Turning now to the relevant law, the requirements necessary to admit a lost or destroyed will to probate are set forth in SCPA 1407 which provides that a copy may be admitted to probate only if it has been established that the will has not been revoked; execution of the will is proved in the manner required for the probate of an existing will; and all of the provisions of the will are clearly and distinctly proved by each of at least two credible witnesses, or by a copy or draft of the will proved to be true and complete.
That the second requirement was met is not subject to dispute. The instrument has an attestation clause and was attorney supervised,* affording it a presumption of regularity (see e.g. Matter of Templeton, 116 AD3d 781 [2d Dept 2014]). This, coupled with the corroborative testimony of two attesting witnesses, satisfied petitioners’ burden in this regard. Additionally, there was no disagreement that the third requirement was met. Namely, that all of the provisions of the will were clearly and distinctly proved. The testimony of the attesting witnesses demonstrated that the copy offered was a true and complete representation of the original.
As to the first requirement, petitioners were required to demonstrate that the will had not been revoked. Generally, a presumption of revocation arises when a testamentary instrument, known to have been in possession of the testator prior to death, cannot be located after death (see e.g. Collyer v Collyer, 110 NY 481 [1888]). Here, where it is alleged that the decedent’s will was destroyed during his lifetime, petitioners were required to provide proof that the testator, or someone acting at his direction, had not revoked the will (see Matter of Fox, 9 NY2d 400 [1961]).

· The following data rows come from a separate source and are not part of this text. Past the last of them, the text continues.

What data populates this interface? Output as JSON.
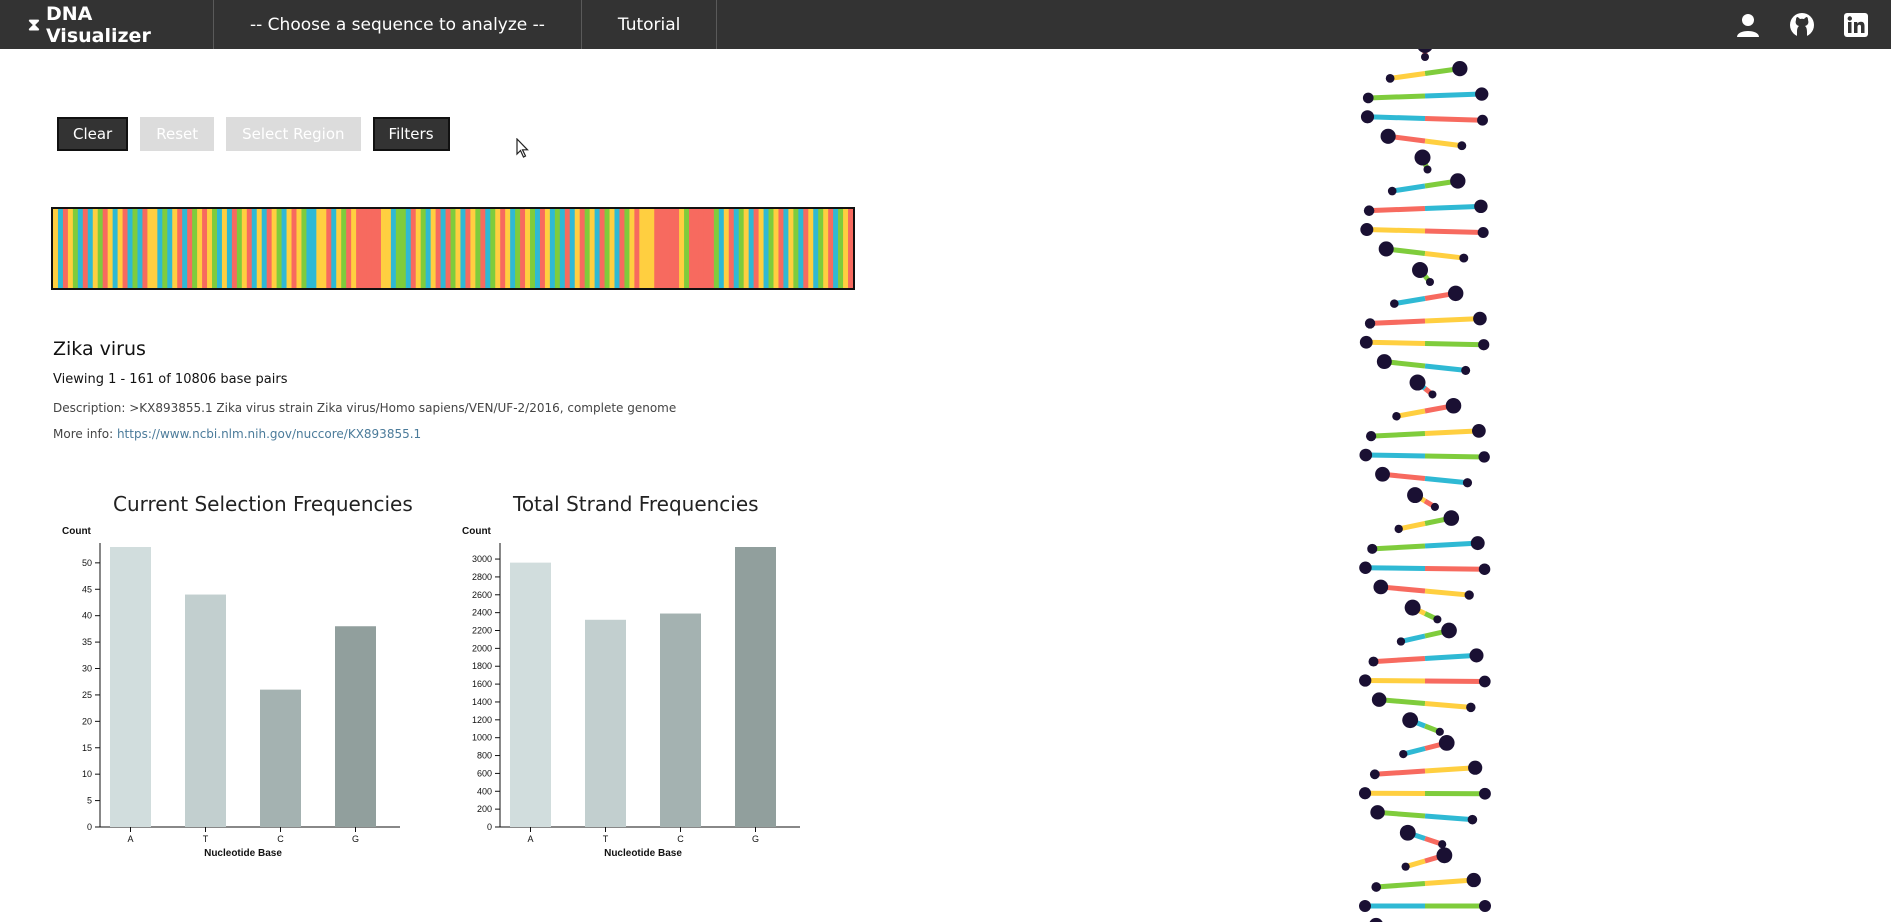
{
  "nav": {
    "brand": "DNA Visualizer",
    "sequence_select": "-- Choose a sequence to analyze --",
    "tutorial": "Tutorial",
    "icons": [
      "user-icon",
      "github-icon",
      "linkedin-icon"
    ]
  },
  "toolbar": {
    "clear": "Clear",
    "reset": "Reset",
    "select_region": "Select Region",
    "filters": "Filters"
  },
  "colors": {
    "A": "#ffcf40",
    "T": "#f76a5f",
    "C": "#2fb9d4",
    "G": "#7fcc3c",
    "nav_bg": "#333333",
    "node": "#1a1033"
  },
  "sequence": {
    "organism": "Zika virus",
    "viewing": "Viewing 1 - 161 of 10806 base pairs",
    "description": "Description: >KX893855.1 Zika virus strain Zika virus/Homo sapiens/VEN/UF-2/2016, complete genome",
    "more_info_label": "More info: ",
    "more_info_link": "https://www.ncbi.nlm.nih.gov/nuccore/KX893855.1"
  },
  "chart_data": [
    {
      "type": "bar",
      "title": "Current Selection Frequencies",
      "xlabel": "Nucleotide Base",
      "ylabel": "Count",
      "categories": [
        "A",
        "T",
        "C",
        "G"
      ],
      "values": [
        53,
        44,
        26,
        38
      ],
      "ylim": [
        0,
        53
      ],
      "yticks": [
        0,
        5,
        10,
        15,
        20,
        25,
        30,
        35,
        40,
        45,
        50
      ],
      "bar_colors": [
        "#d1dddd",
        "#c2cfcf",
        "#a4b2b1",
        "#919f9d"
      ]
    },
    {
      "type": "bar",
      "title": "Total Strand Frequencies",
      "xlabel": "Nucleotide Base",
      "ylabel": "Count",
      "categories": [
        "A",
        "T",
        "C",
        "G"
      ],
      "values": [
        2960,
        2320,
        2390,
        3135
      ],
      "ylim": [
        0,
        3135
      ],
      "yticks": [
        0,
        200,
        400,
        600,
        800,
        1000,
        1200,
        1400,
        1600,
        1800,
        2000,
        2200,
        2400,
        2600,
        2800,
        3000
      ],
      "bar_colors": [
        "#d1dddd",
        "#c2cfcf",
        "#a4b2b1",
        "#919f9d"
      ]
    }
  ]
}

Based on the facts presented, the court finds petitioners have clearly and convincingly proved that the original will was not revoked by or at the testator’s direction, but rather was *913destroyed by a force of nature (see e.g. Matter of Morel, 2015 NYLJ LEXIS 4591 [Sur Ct, NY County 2015]). Whatever remained of the original instrument after the storm, if anything, was discarded by decedent’s family members along with all of the unsalvageable contents of the first floor of the decedent’s home (see Matter of Markman, 2014 NYLJ LEXIS 1602 [Sur Ct, Bronx County 2014]).

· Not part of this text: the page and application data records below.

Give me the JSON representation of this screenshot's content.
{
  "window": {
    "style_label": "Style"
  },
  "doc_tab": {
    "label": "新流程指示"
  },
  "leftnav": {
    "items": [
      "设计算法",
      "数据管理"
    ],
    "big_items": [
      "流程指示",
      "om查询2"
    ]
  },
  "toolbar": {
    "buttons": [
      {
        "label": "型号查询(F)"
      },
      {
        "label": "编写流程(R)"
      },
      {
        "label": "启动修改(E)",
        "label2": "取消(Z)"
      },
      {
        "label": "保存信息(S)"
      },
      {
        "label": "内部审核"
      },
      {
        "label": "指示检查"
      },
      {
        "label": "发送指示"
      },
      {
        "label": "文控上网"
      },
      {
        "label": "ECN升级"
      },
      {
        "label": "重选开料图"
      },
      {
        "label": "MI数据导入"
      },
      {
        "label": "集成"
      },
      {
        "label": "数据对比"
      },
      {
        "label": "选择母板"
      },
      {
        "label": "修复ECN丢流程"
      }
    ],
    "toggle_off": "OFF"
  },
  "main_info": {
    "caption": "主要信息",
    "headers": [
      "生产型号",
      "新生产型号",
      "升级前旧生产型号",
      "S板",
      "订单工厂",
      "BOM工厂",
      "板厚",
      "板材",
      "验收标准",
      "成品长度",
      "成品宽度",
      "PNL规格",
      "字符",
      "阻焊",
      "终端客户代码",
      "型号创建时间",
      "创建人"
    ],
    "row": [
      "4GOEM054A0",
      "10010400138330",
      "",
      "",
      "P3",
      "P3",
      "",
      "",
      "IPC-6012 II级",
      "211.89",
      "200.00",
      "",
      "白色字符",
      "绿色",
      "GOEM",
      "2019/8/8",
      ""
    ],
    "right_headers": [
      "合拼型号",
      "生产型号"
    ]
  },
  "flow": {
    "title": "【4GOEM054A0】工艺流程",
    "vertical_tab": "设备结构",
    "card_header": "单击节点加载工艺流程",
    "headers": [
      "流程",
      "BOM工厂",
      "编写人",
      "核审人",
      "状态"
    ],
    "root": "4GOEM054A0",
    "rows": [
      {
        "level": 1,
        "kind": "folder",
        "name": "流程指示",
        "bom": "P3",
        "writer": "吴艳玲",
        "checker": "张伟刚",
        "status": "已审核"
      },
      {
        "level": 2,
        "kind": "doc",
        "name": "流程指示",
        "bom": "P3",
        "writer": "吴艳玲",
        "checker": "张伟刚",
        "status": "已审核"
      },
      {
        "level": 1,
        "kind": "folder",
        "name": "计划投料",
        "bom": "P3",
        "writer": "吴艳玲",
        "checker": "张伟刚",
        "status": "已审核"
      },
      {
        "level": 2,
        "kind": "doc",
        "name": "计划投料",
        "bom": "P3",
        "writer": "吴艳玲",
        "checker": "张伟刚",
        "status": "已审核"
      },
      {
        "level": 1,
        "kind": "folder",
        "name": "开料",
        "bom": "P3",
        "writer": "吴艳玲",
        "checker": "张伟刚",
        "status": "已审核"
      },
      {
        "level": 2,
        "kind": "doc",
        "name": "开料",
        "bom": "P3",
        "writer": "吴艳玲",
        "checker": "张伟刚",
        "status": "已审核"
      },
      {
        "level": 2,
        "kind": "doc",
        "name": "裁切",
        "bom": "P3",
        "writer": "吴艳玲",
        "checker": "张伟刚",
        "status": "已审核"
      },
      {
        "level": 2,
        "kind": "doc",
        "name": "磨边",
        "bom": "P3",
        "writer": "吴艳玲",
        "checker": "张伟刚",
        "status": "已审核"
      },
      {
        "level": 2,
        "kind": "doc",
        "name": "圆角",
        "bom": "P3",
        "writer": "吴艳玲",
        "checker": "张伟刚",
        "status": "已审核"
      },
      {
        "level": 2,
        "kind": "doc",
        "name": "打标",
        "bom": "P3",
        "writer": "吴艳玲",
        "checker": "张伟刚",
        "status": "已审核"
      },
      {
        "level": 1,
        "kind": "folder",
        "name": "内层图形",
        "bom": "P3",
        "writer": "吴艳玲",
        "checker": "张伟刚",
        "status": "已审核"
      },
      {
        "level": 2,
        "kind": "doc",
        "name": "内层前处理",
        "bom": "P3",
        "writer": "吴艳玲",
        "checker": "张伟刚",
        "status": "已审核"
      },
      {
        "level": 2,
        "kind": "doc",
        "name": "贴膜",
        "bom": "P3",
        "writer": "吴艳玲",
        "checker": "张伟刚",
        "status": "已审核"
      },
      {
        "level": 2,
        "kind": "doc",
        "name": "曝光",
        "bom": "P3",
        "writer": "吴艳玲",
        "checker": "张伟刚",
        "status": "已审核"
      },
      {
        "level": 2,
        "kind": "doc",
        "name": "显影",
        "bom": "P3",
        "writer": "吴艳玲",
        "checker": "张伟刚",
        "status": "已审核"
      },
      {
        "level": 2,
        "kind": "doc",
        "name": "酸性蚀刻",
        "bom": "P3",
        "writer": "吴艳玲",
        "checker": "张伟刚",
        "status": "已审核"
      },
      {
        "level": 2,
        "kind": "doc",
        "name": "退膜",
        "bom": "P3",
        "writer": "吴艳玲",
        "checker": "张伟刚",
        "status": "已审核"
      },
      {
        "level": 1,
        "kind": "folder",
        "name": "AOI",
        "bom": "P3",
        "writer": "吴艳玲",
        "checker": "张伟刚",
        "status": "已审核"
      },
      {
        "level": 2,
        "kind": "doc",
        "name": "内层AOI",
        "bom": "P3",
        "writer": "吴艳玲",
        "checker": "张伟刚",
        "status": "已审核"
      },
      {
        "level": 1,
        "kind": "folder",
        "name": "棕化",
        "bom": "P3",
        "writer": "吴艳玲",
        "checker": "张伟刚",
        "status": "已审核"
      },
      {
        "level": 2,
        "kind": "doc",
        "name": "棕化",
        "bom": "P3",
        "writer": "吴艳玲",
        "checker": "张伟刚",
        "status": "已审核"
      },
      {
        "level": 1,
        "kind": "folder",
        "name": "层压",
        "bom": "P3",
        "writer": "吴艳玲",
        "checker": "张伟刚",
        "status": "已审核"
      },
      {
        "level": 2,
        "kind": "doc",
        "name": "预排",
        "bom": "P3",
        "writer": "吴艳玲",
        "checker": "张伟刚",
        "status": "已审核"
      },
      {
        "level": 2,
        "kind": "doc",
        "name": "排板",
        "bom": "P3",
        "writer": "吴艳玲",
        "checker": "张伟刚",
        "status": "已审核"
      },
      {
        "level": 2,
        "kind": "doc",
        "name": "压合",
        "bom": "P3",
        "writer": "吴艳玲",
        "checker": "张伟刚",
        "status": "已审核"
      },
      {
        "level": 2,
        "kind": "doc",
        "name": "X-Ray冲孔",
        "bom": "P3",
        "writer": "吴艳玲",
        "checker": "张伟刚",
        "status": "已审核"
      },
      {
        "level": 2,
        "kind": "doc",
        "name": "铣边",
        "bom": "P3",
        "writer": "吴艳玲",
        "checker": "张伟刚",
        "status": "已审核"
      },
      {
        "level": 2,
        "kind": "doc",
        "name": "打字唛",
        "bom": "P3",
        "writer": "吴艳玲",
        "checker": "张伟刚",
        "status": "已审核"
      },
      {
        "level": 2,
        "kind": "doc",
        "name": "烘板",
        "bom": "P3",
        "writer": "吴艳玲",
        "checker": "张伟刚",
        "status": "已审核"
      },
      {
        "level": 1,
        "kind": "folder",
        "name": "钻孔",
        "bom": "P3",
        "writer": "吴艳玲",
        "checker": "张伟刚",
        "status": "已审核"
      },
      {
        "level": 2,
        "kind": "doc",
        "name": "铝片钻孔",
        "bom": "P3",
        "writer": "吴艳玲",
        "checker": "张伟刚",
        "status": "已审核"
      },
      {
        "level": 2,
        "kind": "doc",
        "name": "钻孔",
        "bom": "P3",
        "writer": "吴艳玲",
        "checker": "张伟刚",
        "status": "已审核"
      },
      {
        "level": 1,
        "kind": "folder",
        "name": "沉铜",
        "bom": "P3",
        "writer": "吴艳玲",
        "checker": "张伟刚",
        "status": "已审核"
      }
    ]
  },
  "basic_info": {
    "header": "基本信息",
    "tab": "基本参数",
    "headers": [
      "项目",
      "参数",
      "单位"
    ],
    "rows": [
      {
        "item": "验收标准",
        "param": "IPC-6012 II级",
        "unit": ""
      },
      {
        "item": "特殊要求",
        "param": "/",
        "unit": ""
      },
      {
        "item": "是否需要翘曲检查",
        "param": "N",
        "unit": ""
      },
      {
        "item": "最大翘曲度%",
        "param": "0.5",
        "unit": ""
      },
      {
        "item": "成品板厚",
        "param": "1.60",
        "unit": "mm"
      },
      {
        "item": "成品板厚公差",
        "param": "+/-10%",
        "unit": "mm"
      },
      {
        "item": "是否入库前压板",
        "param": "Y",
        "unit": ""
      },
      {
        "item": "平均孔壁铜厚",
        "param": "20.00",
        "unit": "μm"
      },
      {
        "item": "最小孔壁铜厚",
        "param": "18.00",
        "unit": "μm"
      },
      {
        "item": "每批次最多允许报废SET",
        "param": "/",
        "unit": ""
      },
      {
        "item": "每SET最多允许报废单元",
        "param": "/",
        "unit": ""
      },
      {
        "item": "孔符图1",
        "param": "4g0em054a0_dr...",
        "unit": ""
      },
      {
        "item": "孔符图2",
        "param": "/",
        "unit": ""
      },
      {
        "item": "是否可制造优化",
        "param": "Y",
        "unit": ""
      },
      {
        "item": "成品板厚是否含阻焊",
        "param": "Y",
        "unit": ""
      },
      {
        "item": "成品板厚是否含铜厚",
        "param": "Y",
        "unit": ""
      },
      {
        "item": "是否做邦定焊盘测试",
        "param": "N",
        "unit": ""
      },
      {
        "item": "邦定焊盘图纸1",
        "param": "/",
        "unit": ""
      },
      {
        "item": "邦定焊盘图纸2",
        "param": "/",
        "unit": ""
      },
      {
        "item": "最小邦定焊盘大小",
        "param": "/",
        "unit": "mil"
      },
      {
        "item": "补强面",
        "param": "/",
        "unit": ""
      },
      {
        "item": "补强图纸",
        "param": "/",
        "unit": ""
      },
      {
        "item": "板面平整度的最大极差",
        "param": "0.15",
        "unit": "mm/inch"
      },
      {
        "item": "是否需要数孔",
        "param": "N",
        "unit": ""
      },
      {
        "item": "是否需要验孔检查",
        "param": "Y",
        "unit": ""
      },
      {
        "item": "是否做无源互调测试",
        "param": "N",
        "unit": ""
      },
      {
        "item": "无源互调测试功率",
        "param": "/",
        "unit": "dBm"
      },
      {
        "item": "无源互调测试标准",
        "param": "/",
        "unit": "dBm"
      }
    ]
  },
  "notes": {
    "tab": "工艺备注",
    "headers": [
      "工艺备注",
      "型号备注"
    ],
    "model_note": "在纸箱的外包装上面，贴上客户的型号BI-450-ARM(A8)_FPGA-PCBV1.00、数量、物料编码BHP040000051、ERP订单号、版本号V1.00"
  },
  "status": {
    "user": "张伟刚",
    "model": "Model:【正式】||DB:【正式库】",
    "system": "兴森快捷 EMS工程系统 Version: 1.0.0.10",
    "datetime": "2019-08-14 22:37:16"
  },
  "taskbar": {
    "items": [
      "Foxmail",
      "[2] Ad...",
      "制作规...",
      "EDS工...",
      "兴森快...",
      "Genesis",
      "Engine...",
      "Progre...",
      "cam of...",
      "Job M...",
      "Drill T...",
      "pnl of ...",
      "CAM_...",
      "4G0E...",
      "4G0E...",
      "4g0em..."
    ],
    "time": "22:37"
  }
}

The closing argument made by Frank’s counsel, alleging that the decedent’s failure to execute a new original will prior to death somehow amounted to a revocation, is wholly without merit, constitutes pure speculation and conjecture (see EPTL 3-4.1; Matter of Fox, 9 NY2d 400 [1961]; Matter of Tremain, 169 Misc 549 [Sur Ct, Westchester County 1938]), and stands in stark contrast to Frank’s verified petition and prior affidavit.
Accordingly, the court finds that on November 1, 2008, the decedent duly executed a will in conformity with the requirements of EPTL 3-2.1 and that at the time of its execution, he was in all respects competent to make a will and not under restraint. The copy of the will offered for probate is a true and complete copy of the decedent’s original will. Further, the court finds that decedent’s original will was not revoked by the testator.
The petition is granted and the copy of the destroyed will is admitted to probate as the decedent’s last will and testament. Letters testamentary shall issue to petitioners upon their duly qualifying.
This hearing was originally scheduled for March 14, 2017, at which time the attorney draftsperson had flown in from California to New York to testify. Unfortunately, the hearing was not held on that day due to a snowstorm resulting in the court’s closure. Ultimately, his testimony was not necessary.